February is where New Year’s resolutions go to die. A couple weeks ago, my gym was packed with folks I’ve never seen before doing HIIT workouts and obsessively checking whatever on their Fitbits. Now those same folks are nursing pulled hamstrings in the gym’s bar (I live in New Orleans). Burnout and injury are real impediments to getting into shape, but intuitive training is a new philosophy of fitness that aims to keep you fit without hurting yourself.
In some ways, intuitive exercising means exactly what it sounds like. “Intuitive training means implementing real-time adjustments to workouts based upon how your body feels,” says Kate Ligler, a San Francisco-based endurance coach and wellness specialist at Mindbody, an app that makes fitness classes accessible to consumers. In practical terms, that means checking in with how your body feels before and during a workout and planning your weights and reps accordingly instead of trying to stick to an arbitrary training plan or supposedly universal WOD. That’s the obvious part.
You know how intuitive drinking means you have to stay tuned in to your body so you can figure out how much to drink? Intuitive training requires that same kind of awareness. It’s mindful exercise.

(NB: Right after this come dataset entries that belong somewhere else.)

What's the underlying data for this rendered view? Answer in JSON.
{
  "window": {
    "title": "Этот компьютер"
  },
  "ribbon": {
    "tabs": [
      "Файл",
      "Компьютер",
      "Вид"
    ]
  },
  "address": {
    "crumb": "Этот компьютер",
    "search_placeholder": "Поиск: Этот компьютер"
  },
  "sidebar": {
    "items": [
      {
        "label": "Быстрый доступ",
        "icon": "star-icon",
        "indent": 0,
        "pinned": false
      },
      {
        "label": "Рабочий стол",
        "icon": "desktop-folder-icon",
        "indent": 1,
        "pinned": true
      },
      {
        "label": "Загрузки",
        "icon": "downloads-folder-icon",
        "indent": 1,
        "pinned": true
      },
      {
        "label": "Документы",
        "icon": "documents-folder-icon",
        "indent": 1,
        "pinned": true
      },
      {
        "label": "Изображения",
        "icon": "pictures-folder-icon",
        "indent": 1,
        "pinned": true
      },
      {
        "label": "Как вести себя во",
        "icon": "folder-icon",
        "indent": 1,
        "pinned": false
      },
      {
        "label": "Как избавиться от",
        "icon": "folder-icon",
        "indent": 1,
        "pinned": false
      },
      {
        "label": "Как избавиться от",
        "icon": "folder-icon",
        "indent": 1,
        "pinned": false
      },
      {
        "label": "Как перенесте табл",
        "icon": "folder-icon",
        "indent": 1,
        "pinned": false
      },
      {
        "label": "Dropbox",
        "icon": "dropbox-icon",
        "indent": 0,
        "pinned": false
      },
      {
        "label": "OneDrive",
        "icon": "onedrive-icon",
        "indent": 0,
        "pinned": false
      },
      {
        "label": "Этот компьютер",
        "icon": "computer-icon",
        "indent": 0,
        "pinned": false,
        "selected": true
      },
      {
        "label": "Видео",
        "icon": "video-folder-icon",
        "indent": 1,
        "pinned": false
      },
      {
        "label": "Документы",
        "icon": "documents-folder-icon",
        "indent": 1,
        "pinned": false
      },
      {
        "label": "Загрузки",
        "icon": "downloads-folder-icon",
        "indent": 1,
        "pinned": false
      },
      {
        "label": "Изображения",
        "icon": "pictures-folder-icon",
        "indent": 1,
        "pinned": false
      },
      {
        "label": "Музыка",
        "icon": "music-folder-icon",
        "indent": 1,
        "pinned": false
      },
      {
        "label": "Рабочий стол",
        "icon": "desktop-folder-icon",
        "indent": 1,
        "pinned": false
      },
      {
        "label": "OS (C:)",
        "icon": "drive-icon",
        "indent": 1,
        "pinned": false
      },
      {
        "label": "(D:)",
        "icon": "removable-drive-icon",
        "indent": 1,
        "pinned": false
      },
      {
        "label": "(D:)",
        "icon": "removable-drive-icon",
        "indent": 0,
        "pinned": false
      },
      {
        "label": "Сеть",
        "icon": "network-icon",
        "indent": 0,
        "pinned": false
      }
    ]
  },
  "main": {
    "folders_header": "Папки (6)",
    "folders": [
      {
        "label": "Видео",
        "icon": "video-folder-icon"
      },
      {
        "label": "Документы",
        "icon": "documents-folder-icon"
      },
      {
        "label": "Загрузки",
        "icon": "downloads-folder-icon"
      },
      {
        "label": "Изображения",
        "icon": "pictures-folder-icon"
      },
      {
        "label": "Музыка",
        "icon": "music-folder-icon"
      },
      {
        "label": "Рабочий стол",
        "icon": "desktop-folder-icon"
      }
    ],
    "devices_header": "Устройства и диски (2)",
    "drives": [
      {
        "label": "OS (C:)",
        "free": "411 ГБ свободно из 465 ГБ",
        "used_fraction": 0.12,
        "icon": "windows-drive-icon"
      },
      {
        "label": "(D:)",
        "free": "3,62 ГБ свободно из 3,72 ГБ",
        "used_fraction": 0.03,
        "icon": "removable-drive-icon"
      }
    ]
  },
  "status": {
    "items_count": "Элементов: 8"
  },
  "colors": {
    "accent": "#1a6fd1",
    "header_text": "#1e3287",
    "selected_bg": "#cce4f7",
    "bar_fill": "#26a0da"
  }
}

The second aspect of intuitive exercising seems a little less, well, intuitive. “You have to take into consideration factors such as nutrition, overall body and movement health, sleep, and stress levels on a relatively unemotional level,” Ligler explains. That sounds like tracking. Isn’t data tracking sort of the opposite of intuitive? Not so much. Some folks who practice intuitive training track their sleep and energy patterns religiously so that they can make objective decisions about their intuitive workouts.
Intuitive exercise isn’t some new age fitness trend that involves you tapping in to the spirit world for advice about your bicep curls.

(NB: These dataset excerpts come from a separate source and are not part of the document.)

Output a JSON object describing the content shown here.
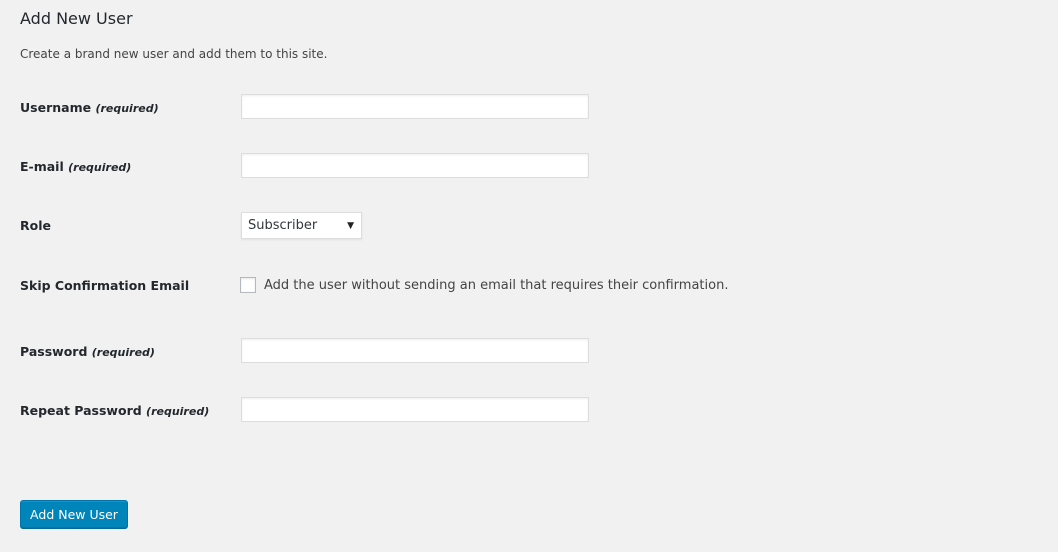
{
  "header": {
    "title": "Add New User",
    "description": "Create a brand new user and add them to this site."
  },
  "form": {
    "required_marker": "(required)",
    "username": {
      "label": "Username",
      "value": "",
      "placeholder": ""
    },
    "email": {
      "label": "E-mail",
      "value": "",
      "placeholder": ""
    },
    "role": {
      "label": "Role",
      "selected": "Subscriber"
    },
    "skip_confirmation": {
      "label": "Skip Confirmation Email",
      "checkbox_text": "Add the user without sending an email that requires their confirmation.",
      "checked": false
    },
    "password": {
      "label": "Password",
      "value": "",
      "placeholder": ""
    },
    "repeat_password": {
      "label": "Repeat Password",
      "value": "",
      "placeholder": ""
    },
    "submit_label": "Add New User"
  },
  "colors": {
    "background": "#f1f1f1",
    "primary_button": "#0085ba",
    "input_border": "#ddd"
  },
  "icons": {
    "select_arrow": "chevron-down-icon"
  }
}
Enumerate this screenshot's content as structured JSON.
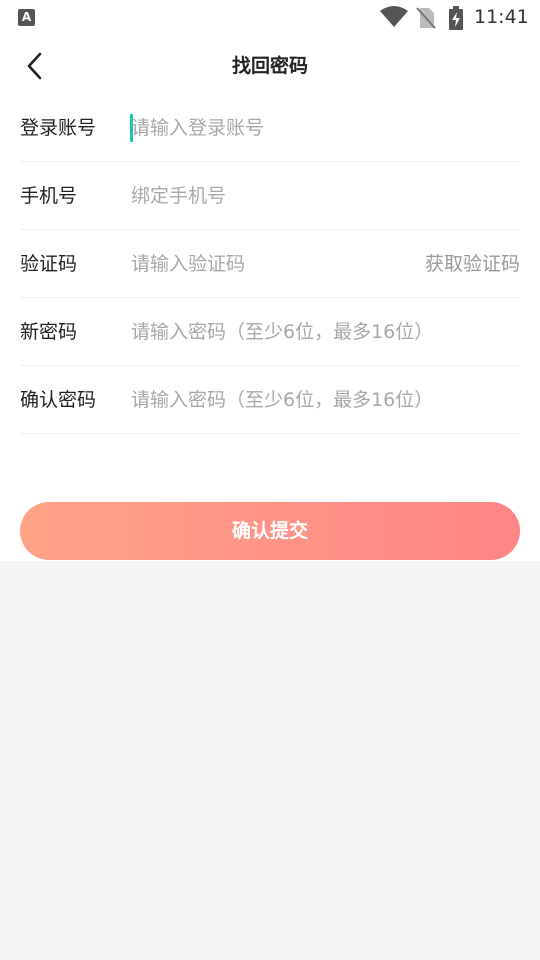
{
  "status_bar": {
    "time": "11:41",
    "notification_icon": "a-app-icon",
    "wifi_icon": "wifi-icon",
    "sim_icon": "no-sim-icon",
    "battery_icon": "battery-charging-icon"
  },
  "header": {
    "title": "找回密码",
    "back_icon": "chevron-left-icon"
  },
  "form": {
    "account": {
      "label": "登录账号",
      "placeholder": "请输入登录账号",
      "value": ""
    },
    "phone": {
      "label": "手机号",
      "placeholder": "绑定手机号",
      "value": ""
    },
    "code": {
      "label": "验证码",
      "placeholder": "请输入验证码",
      "value": "",
      "action_label": "获取验证码"
    },
    "new_password": {
      "label": "新密码",
      "placeholder": "请输入密码（至少6位，最多16位）",
      "value": ""
    },
    "confirm_password": {
      "label": "确认密码",
      "placeholder": "请输入密码（至少6位，最多16位）",
      "value": ""
    }
  },
  "submit": {
    "label": "确认提交"
  },
  "colors": {
    "accent_cursor": "#1fc4b6",
    "button_gradient_start": "#ffa388",
    "button_gradient_end": "#ff8585",
    "page_background": "#f4f4f4"
  }
}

Intuitive training doesn’t mean having no routine. Instead, it means using a combination of subjective and objective data to make sound choices about your routine. This is a radical departure from the strict , “no pain, no gain,” regimens like CrossFit, TRX, and super intense classes that have been trending for the last few years.

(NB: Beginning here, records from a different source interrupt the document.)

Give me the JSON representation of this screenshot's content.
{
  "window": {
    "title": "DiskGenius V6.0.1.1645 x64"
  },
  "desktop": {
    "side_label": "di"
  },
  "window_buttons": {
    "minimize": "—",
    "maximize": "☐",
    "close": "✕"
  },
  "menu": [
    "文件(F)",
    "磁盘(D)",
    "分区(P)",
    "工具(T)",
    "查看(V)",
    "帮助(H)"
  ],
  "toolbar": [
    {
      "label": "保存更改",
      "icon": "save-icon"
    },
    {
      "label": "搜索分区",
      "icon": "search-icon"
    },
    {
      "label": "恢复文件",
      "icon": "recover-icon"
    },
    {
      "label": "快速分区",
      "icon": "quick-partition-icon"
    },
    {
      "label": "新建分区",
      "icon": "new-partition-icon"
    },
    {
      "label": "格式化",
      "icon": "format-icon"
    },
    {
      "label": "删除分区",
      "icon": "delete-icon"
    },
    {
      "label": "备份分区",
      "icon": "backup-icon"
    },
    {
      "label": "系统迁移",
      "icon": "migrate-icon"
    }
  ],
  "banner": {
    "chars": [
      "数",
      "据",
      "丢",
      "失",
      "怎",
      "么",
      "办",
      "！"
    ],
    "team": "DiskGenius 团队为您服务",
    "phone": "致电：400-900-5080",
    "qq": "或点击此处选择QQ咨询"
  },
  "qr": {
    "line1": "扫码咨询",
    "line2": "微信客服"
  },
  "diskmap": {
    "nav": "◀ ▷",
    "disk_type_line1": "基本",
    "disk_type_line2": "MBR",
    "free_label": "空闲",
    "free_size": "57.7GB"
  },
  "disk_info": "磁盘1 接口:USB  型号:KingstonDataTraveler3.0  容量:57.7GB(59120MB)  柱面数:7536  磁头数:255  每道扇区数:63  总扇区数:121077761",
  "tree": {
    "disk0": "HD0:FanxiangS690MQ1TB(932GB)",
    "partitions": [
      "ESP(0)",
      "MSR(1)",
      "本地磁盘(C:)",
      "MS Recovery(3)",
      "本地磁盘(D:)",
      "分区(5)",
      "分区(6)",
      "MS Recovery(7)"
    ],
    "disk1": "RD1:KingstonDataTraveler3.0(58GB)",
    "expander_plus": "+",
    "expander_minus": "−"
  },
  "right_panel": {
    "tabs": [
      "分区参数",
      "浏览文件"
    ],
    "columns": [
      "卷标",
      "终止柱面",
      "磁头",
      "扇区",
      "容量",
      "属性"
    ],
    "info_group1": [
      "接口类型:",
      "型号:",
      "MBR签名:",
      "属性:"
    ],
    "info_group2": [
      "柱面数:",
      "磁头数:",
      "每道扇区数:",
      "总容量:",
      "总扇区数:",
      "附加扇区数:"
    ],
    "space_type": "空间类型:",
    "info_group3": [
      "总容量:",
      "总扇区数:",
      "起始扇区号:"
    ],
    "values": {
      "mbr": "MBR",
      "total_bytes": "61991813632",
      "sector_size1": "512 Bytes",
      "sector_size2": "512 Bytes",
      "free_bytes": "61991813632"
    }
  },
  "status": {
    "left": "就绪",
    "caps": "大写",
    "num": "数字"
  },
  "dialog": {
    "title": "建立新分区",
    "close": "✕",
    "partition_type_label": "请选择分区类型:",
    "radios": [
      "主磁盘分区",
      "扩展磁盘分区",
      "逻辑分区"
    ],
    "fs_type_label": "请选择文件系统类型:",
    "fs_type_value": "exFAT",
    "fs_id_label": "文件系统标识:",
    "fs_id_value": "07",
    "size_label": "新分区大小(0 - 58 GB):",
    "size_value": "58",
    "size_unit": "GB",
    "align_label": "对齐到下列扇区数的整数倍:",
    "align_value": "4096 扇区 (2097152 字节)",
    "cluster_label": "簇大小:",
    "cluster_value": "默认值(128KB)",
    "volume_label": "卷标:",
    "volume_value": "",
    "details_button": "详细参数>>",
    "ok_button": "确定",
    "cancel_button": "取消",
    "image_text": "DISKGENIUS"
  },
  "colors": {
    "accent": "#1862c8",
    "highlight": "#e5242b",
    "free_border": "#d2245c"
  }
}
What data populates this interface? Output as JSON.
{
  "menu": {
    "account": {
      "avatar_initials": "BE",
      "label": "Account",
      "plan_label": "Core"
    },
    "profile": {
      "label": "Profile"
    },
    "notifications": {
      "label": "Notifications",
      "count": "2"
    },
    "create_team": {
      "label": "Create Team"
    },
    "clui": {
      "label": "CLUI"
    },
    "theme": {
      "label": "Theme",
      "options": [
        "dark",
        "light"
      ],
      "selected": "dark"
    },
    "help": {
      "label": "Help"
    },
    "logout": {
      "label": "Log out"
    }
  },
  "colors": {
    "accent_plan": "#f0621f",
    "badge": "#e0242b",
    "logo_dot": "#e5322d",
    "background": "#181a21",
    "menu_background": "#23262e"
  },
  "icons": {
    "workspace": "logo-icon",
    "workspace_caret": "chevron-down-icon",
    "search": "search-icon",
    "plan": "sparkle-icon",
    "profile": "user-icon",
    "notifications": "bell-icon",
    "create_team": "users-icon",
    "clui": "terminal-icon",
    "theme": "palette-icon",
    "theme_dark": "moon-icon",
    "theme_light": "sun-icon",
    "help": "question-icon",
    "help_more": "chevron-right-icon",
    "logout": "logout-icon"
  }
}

Intuitive exercise, then, isn’t some new age fitness trend that involves you tapping in to the spirit world for advice about your bicep curls. It also doesn’t mean that your fitness will suffer. In fact, a lot of professional athletes use exactly this combination of objective data (tracking) and subjective data (tuning in to how they feel) to stay in peak form. “Technology can give you a lot of information about your preparedness,” Rondel King, an exercise physiologist at the NYU Langone Sports Performance Center, tells me. He says that a lot of athletes use something called the Omega Wave, which is a piece of technology that measures your body stats and gives you a “readiness” score.
“You can use subjective data,” King says, “But if you’re not feeling up for working out, having physiological data can help you figure out why.” When you take into consideration all the variables that go into that ephemeral thing we call “motivation,” having objective data about your sleep and hydration levels can take some of the shame out of the moments you feel less motivated. “There are some days that even if you’re not feeling it, you have to push through, and you can use the intuitive approach to guide you,” says King. “but it’s not an excuse to skip working out. It’s a guide to keep you on track, injury free and progressing.”
Intuitive training takes the pressure of “staying pumped.” You don’t have to get all aggro to work out. Instead, you can tune in to how you're feeling and use some objective measurements to make smarter choices. This reduces the chance of injury because there’s no need to “push through” if your body isn’t prepared and, perhaps more importantly, it takes the self-judgement out of not being able to “stick” to some intense trend-based plan that wasn’t made with your body in mind.
As someone who has worked in the fitness industry for decades, I say it’s about time. All I’ve ever gotten from “no pain, no gain,” is shame and unnecessary wear and tear on my body and spirit.